Still, the company has been shelling out additional capital to raise wages for workers and build out its relationships with shoppers. The company also said it expected to spend nearly $14 billion in the current fiscal year to build out supply chain capacity and automation to keep pace with demand. 

Growth in some Walmart's newer initiatives will also be a key focus of this week's earnings report and call. In September, Walmart launched Walmart+, a competitor to Amazon's Prime membership offering customers unlimited free delivery on items from household goods to groceries and an in-app payments option. The initiative has been viewed as a key means of retaining customers acquired during the pandemic, though management did not offer Walmart+'s subscriber number during February's earnings call. 

Walmart logo is displayed on a mobile phone screen photographed on surgical masks background for illustration photo during the coronavirus pandemic. Gliwice, Poland on April 21, 2021.  (Photo by Beata Zawrzel/NurPhoto via Getty Images)
Walmart logo is displayed on a mobile phone screen photographed on surgical masks background for illustration photo during the coronavirus pandemic. Gliwice, Poland on April 21, 2021. (Photo by Beata Zawrzel/NurPhoto via Getty Images)

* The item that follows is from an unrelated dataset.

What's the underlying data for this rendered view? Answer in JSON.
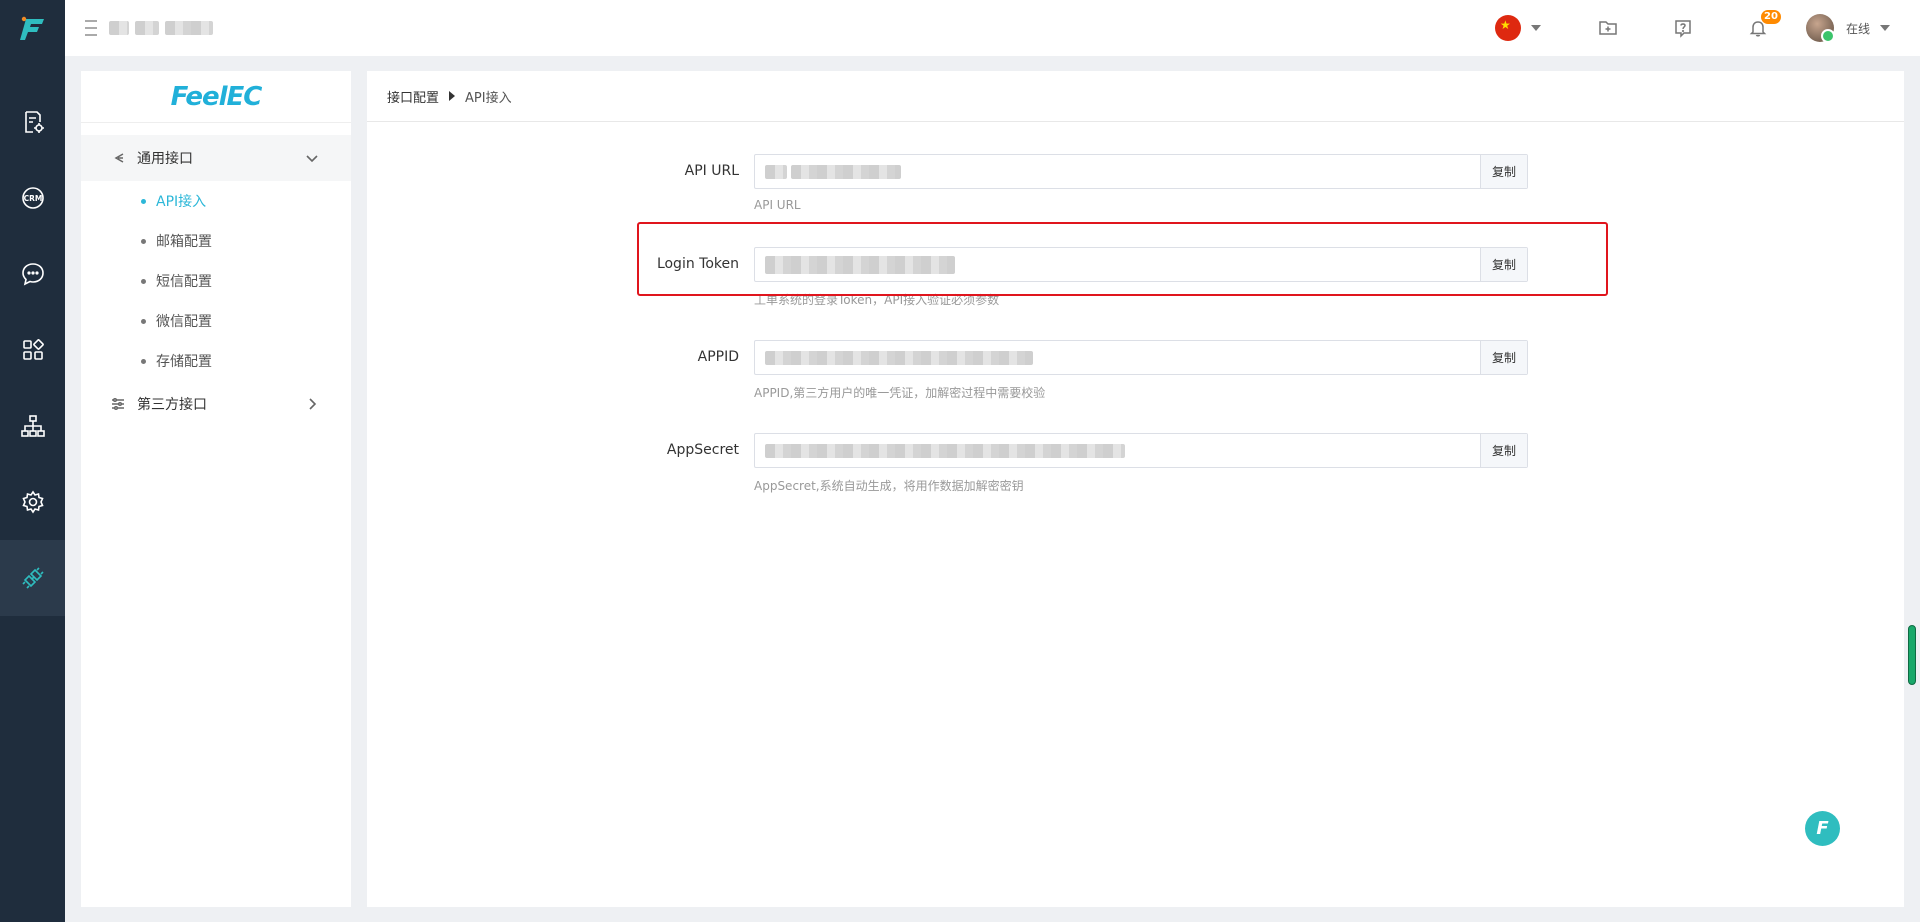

Meanwhile, peer big box retailer Target is also slated to report results this week. Like Walmart, Target's first-quarter results have the disadvantage of lapping last year's exceptionally strong figures. However, Target —with its wide range of discretionary goods available for sale — may have caught a biggest boost from the January and March stimulus check disbursements than Walmart did. Consensus analysts expect Target's revenue grew 11% to $21.49 billion in the first three months of the year, slowing from the fourth quarter's 21% growth rate but matching the rise from the same three months of last year. 

Target has also seen consistently larger growth in e-commerce sales than Walmart has over the course of the pandemic. Digital comparable sales grew at a year-over-year rate of as much as 195% in the second quarter of 2020, marking the fastest increase in company history. Those growth rates have moderated somewhat in the months since, but not by much – Target last reported a 118% jump in digital sales for its final three months of 2020. 

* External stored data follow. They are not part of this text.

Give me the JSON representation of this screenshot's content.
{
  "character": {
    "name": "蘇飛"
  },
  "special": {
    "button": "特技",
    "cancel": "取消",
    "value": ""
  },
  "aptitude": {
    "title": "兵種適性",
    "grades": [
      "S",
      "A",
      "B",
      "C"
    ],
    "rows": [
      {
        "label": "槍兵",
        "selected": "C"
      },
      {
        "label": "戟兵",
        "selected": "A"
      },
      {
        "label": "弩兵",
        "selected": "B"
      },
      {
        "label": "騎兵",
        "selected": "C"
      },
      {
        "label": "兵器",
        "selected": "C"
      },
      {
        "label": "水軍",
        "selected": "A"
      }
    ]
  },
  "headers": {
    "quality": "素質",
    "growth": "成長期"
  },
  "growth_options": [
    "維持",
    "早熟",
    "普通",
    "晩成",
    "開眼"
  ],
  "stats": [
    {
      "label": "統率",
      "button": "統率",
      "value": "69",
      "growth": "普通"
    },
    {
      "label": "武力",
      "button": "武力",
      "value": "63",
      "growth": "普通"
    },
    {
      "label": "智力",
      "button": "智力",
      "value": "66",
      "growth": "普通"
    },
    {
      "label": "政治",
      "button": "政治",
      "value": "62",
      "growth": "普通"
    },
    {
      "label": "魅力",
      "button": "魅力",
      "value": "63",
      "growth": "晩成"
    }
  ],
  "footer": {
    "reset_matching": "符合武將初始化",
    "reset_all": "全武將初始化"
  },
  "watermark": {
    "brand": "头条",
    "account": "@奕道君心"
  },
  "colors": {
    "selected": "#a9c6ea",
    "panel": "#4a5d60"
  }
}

While Target declined to offer full-year guidance, CEO Brian Cornell did offer some commentary around shopping trends at the start of the year, suggesting a pick-up in in-person shopping but a continuation of some purchasing trends from the pandemic. 

"They're looking for the opportunity to shop our stores and find new items," Cornell said during a call with investors. "They're tired of the yoga pants and really appreciate some of the new assortment we have in apparel. They're still shopping for their homes as they refresh the core. They're still eating at home so kitchen and food-related items are still really important." 

Housing data 

Economic data this week will center on new updates on the state of the U.S. housing market, with reports on housing starts, building permits and existing home sales all due for release. 

New homebuilding likely pulled back sharply in April following a surge to the highest level since 2006 in March. Consensus economists expect Tuesday's housing starts report from the Commerce Department will show starts fell by 2.1% to a seasonally adjusted annualized rate of 1.703 million, according to Bloomberg data. 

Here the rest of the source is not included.